We saw it the first time when we wanted to restore SQL databases to a test DB. The restore failed, in the windows log we saw iSCSI errors, the mounted iSCSI disk seems to lose the connection very often (Backup is restored with veeam - this mounts the backup file as iSCSI volume (target is physical Backup server, initiator is virtual SQL server)).
We did some testing, and it is not only a iSCSI issue, it happens when we copy files between physical servers and virtual servers. Our monitoring shows high errors during the copy process, the strange thing is that we do not see errors on the switch.
What we see on the switch port (switch is Netgear M5300) of the virtual server is "Packets Received > 1518 Octets" and "Packets Transmitted > 1518 Octets" goes through the roof when we copy large files. But "Packets RX and TX" larger then 1518 is 0. This happens only on the port of the ESX, not on the port of the other server in any test.
All ports (switch, vSwitch, portgroups, server interfaces) have the MTU set to default (1518 / 1500). We rebooted the backup server and the esx with all containing VMs, disabled and reenabled the switch ports. Wireshark on the sending server shows large packets (64kb), but according to the switch statistics this port only receives normal 1518 frames.
It seems to only happen with this one test esx, with all VMs we have on it, even if we upload files to the esx datastore.
I do not know anymore where to search. The only thing we did not yet reboot is the switch itself, since this is a core component in the network, we cannot do this during production time (and production is 24/7).
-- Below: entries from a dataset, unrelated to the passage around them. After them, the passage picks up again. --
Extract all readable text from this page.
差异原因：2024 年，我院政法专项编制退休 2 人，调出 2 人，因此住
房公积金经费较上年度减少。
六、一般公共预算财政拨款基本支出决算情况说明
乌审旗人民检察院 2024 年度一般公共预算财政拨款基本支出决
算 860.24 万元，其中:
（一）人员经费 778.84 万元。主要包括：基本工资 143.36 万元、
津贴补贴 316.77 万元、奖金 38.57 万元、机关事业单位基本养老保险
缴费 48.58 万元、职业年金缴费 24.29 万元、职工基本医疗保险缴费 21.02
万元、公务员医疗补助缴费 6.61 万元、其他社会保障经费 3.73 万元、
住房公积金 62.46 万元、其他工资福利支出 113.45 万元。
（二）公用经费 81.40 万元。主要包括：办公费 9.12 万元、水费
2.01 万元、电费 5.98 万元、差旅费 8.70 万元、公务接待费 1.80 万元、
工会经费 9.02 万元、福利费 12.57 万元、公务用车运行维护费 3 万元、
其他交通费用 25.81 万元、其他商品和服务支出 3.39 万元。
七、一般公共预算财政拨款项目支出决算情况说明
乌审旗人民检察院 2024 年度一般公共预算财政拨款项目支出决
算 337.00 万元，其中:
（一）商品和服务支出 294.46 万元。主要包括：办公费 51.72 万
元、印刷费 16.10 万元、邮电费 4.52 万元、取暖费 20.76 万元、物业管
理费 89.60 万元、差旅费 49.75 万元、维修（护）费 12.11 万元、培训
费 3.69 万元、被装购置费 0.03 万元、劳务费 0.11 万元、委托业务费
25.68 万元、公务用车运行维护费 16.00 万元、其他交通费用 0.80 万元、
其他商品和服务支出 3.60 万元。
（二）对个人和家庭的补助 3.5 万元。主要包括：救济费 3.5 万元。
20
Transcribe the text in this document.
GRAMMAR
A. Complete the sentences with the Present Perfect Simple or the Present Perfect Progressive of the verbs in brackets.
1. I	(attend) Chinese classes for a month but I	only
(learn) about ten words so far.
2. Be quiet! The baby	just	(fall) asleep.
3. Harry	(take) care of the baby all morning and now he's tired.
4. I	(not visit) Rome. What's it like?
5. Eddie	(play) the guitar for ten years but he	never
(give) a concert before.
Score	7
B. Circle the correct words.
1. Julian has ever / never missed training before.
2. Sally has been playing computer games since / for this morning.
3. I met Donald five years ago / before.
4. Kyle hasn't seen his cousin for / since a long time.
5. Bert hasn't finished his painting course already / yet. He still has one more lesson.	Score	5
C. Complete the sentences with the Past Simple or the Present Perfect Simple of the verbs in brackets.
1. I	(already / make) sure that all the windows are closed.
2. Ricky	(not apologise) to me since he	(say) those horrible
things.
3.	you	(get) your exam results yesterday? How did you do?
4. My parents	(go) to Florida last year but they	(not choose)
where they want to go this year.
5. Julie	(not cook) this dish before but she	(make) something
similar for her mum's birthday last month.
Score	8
We will try this on the weekend, but if anyone has a tip where to look at I would appreciate it.
EDIT: for the sake of completeness a small topology:
EDIT2: Did some more tests: the errors are only on visible on uplink ports with multiple vlans on it. If I only use a single untagged vlan, there are no errors and no packets over 1518 anywhere.
If I now think about it, a packet with VLAN tag would have 1522 as size. But some switches do not care about this, some do - MTU is default everywhere. I do not want to stop using tagged VLANs with vmware... Any idea?
Obviously, the information about "Packets > 1518" has no this link to the Netgear Forum the 4 bytes for the VLAN tag are added to the MTU setting automatically, so there is no need of changing it to 1522 or something else.
Would have been better if they would not count tagged packets in when counting packtes larger than 1518...
This means our backup restore problem has another source... the search continues...